Why VLAN Hopping Still Matters in 2026
The mitigations have been documented for over twenty years. The attacks are taught in every CCNA Security textbook. And yet network audits keep finding production trunks with the default native VLAN of 1, access ports with default DTP enabled, and management VLANs that share trunk access with everything else.
Three reasons:
- Defaults are sticky. Many switch deployments inherit configurations that pre-date hardening guides. Re-templating a deployed network is hard.
- Access is assumed. If your physical security is strong, the attacker cannot get to a wall jack. But voice phones, conference rooms, BYOD, and lab environments all undermine this assumption.
- Virtualization extends the attack surface. A VM on a vSwitch with default VLAN settings can perform the same attacks as a physical attacker. The double-tagging vector reaches into virtual networks too.

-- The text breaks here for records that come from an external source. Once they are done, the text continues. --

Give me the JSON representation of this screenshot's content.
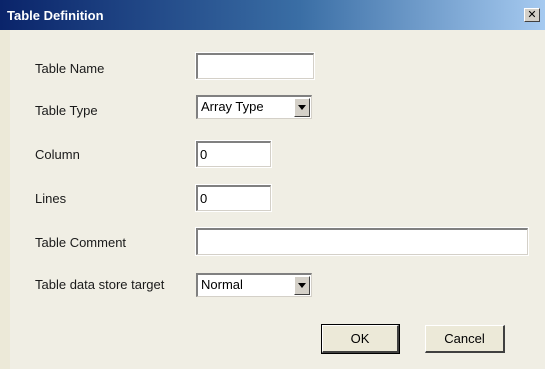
{
  "window": {
    "title": "Table Definition",
    "close_glyph": "✕"
  },
  "form": {
    "table_name": {
      "label": "Table Name",
      "value": ""
    },
    "table_type": {
      "label": "Table Type",
      "value": "Array Type"
    },
    "column": {
      "label": "Column",
      "value": "0"
    },
    "lines": {
      "label": "Lines",
      "value": "0"
    },
    "table_comment": {
      "label": "Table Comment",
      "value": ""
    },
    "store_target": {
      "label": "Table data store target",
      "value": "Normal"
    }
  },
  "buttons": {
    "ok": "OK",
    "cancel": "Cancel"
  },
  "colors": {
    "titlebar_start": "#0a246a",
    "titlebar_end": "#a6caf0",
    "dialog_bg": "#ece9d8"
  },
  "icons": [
    "close-icon",
    "dropdown-arrow-icon"
  ]
}
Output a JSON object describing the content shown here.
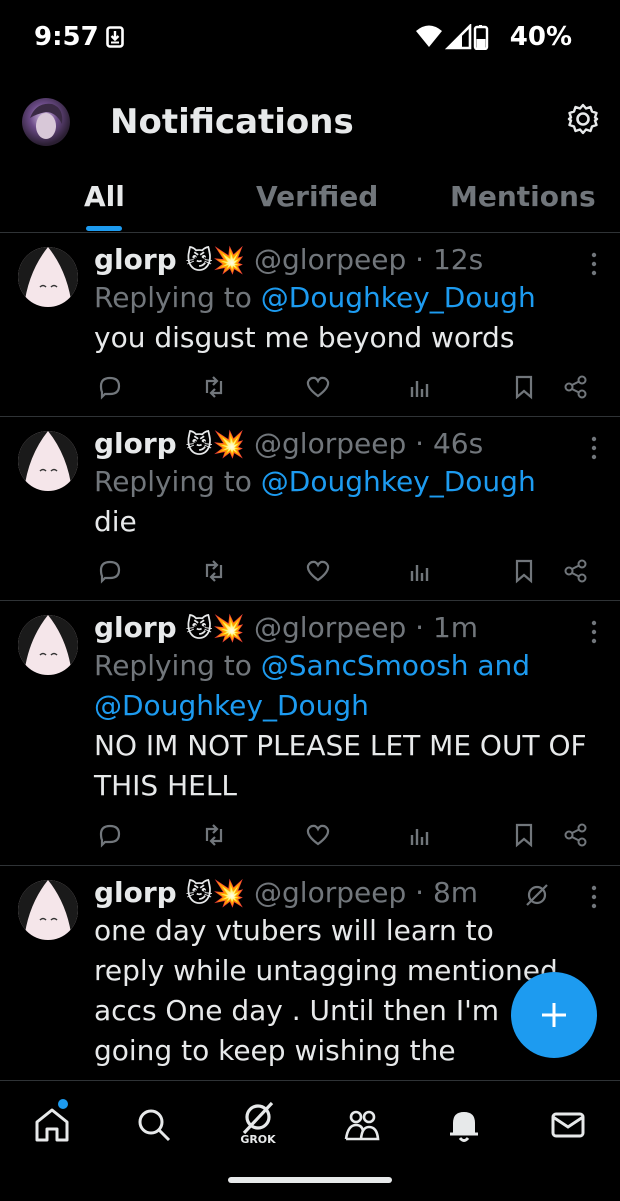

The fix is short, well-understood, and free. The PingLabz position: every trunk in 2026 should have switchport nonegotiate, a non-default native VLAN, and explicit allowed VLAN lists. If your network does not, this is the lowest-effort security improvement you can make today.
Summary
VLAN hopping is two attacks: switch spoofing via DTP and double tagging via the native VLAN. Both let an attacker bypass Layer 2 isolation and reach VLANs they should not be on. Both are defeated by short configurations: switchport nonegotiate on every port, native VLAN moved off VLAN 1, and either vlan dot1q tag native globally or aggressive native-VLAN hygiene on trunks.
If your network is running default Cisco settings, you are vulnerable. The fix takes minutes; the consequence of not fixing it is real, recurrent, and exploitable. Bookmark the VLAN cluster pillar for the full operational picture, and review the broader Layer 2 hardening checklist above on every audit.